音楽と本について書きます。日々考えたくだらないことも。

思い出したくない過去を持つ人は絶対読むべき『何もかも憂鬱な夜に』/中村文則

何もかも憂鬱な夜に (集英社文庫)

何もかも憂鬱な夜に (集英社文庫)

ハマりまくってます中村文則。この本も一気読みです。


施設で育った主人公は刑務官。同じ施設で育った友人を自殺で失った過去を持つ。主人公の一人称で物語は進み、彼らの内面に深く深く入り込んでいく。


一定数の人が強烈に共感できる小説だと思います。特に友人、真下の日記。思春期の本当にどうしようもないドロドロとした葛藤、妬み、嫉み、焦燥と虚無感。私が書いていた日記が転載されたのかと思ったほどです。


誰もが自分は特別な人間と思いながら育ち、思春期の頃に自己評価と他者評価の違いが見えてくる。そこで頑張ってもどうにもならない能力のない自分にほとほと呆れる。自分は自分のことを諦められないくらい好きなんだけど、他の奴らは自分なんかに興味なく、やつら同志で上手く楽しくやっているように見える。自分はどうしようもなくモテない。マジでモテない。そんな青春時代を送ったあなたにはど真ん中ストライクの小説です。

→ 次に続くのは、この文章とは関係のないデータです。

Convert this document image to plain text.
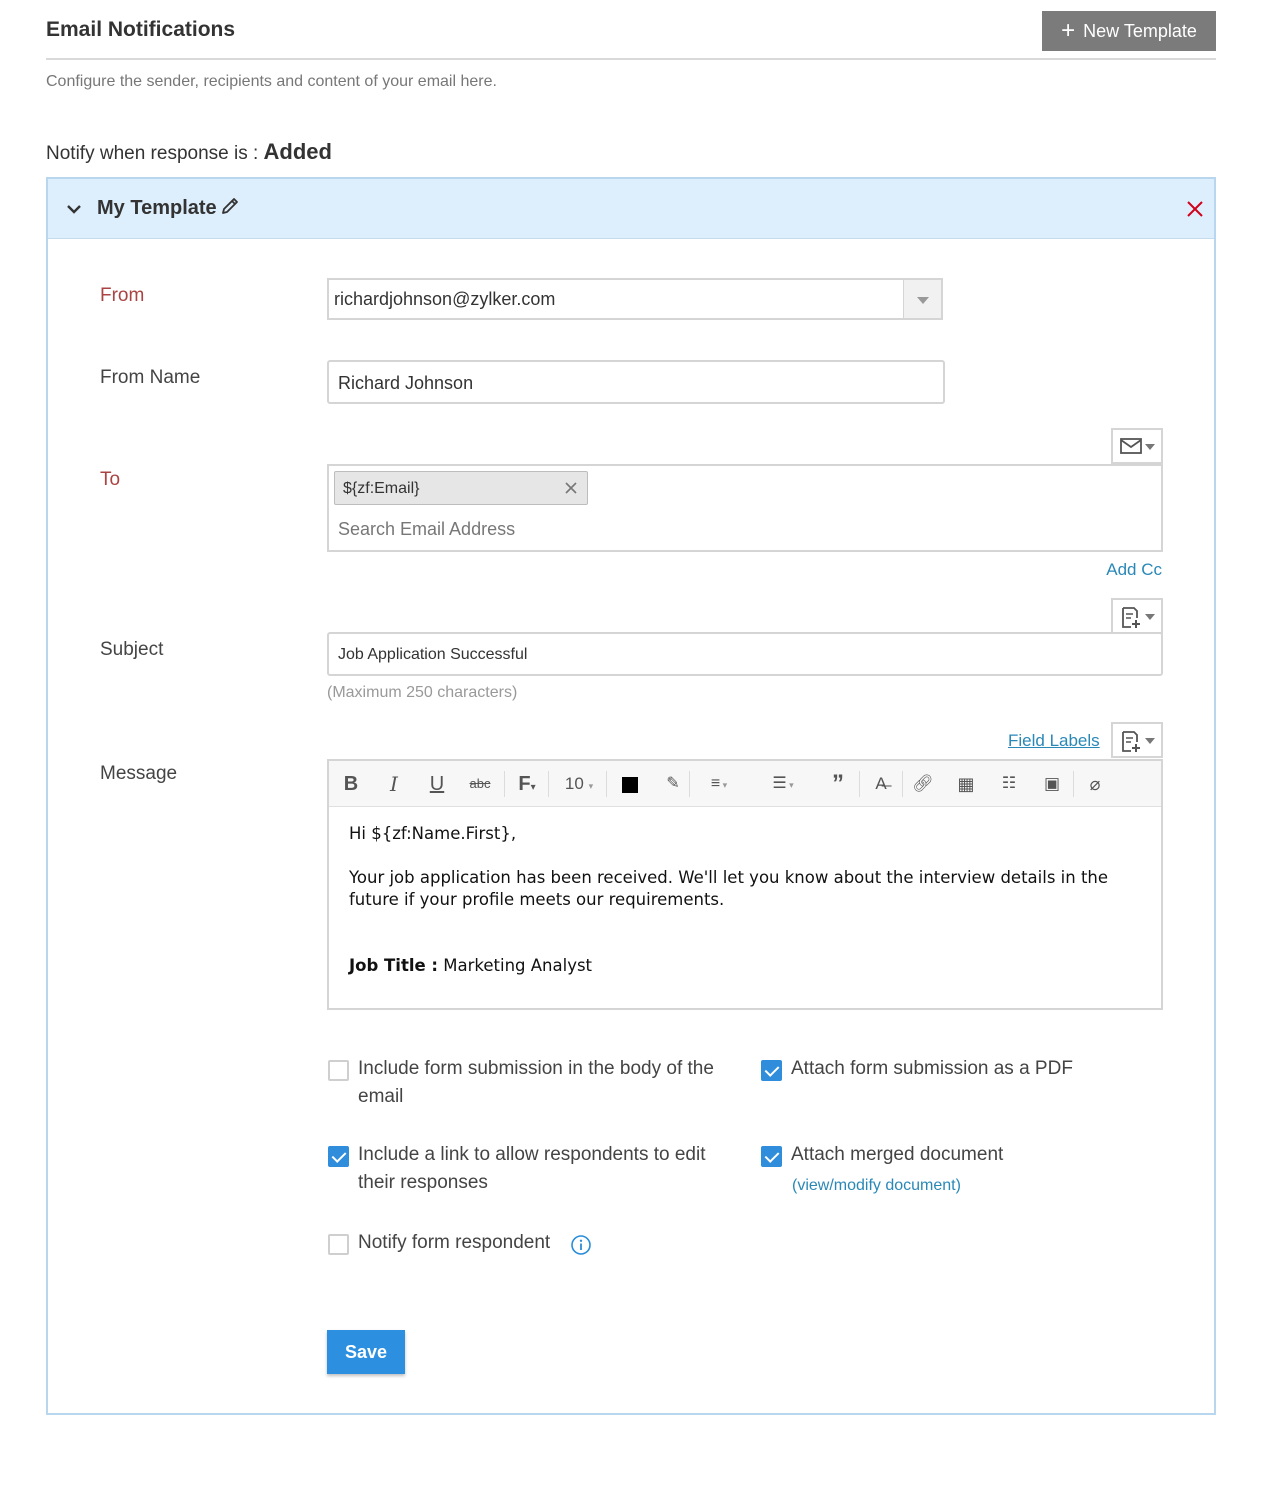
Email Notifications	+ New Template
Configure the sender, recipients and content of your email here.
Notify when response is : Added
My Template
From	richardjohnson@zylker.com
From Name	Richard Johnson
To	${zf:Email}
Search Email Address
Add Cc
Subject	Job Application Successful
(Maximum 250 characters)
Field Labels
Message	B	I	U	abc F▾	10 ▾	✎	≡ ▾	☰ ▾	”	A̶	🔗︎ ▦	☷ ▣	⌀

Hi ${zf:Name.First},

Your job application has been received. We'll let you know about the interview details in the future if your profile meets our requirements.

Job Title : Marketing Analyst

Include form submission in the body of the email
Attach form submission as a PDF
Include a link to allow respondents to edit their responses
Attach merged document
(view/modify document)
Notify form respondent
Save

この小説は光と闇、どちらも精緻に描いているけれども。救いの方、つまり光はいつでも誰かの愛情として描かれているようです。どうしようもない境遇の中で「この世界には素晴らしいものがある」と教えてくれた施設長、土砂降りの雨の中気がつけばよりそってくれた元カノ、死刑囚山井にとってもどんな時でも面倒をみてくれる主任と主人公と言う存在があった。自分のことを振り返っても、思春期のドロドロから抜け出せたのは自分をそのまま認めてくれる恋人が出来た時から、だった様な気がします。その時から、自分は一人じゃないというか、このままで大丈夫なんだとようやく自分を認めてあげることが出来たような、そんな気がします。愛されないと生きていけない、なんてなんて弱弱しい生き物だろう。



何もかも憂鬱で眠れない夜、自分がどうしようもなく嫌いな日、そんな時に寄り添ってくれる優しい小説です。ぜひご一読ください。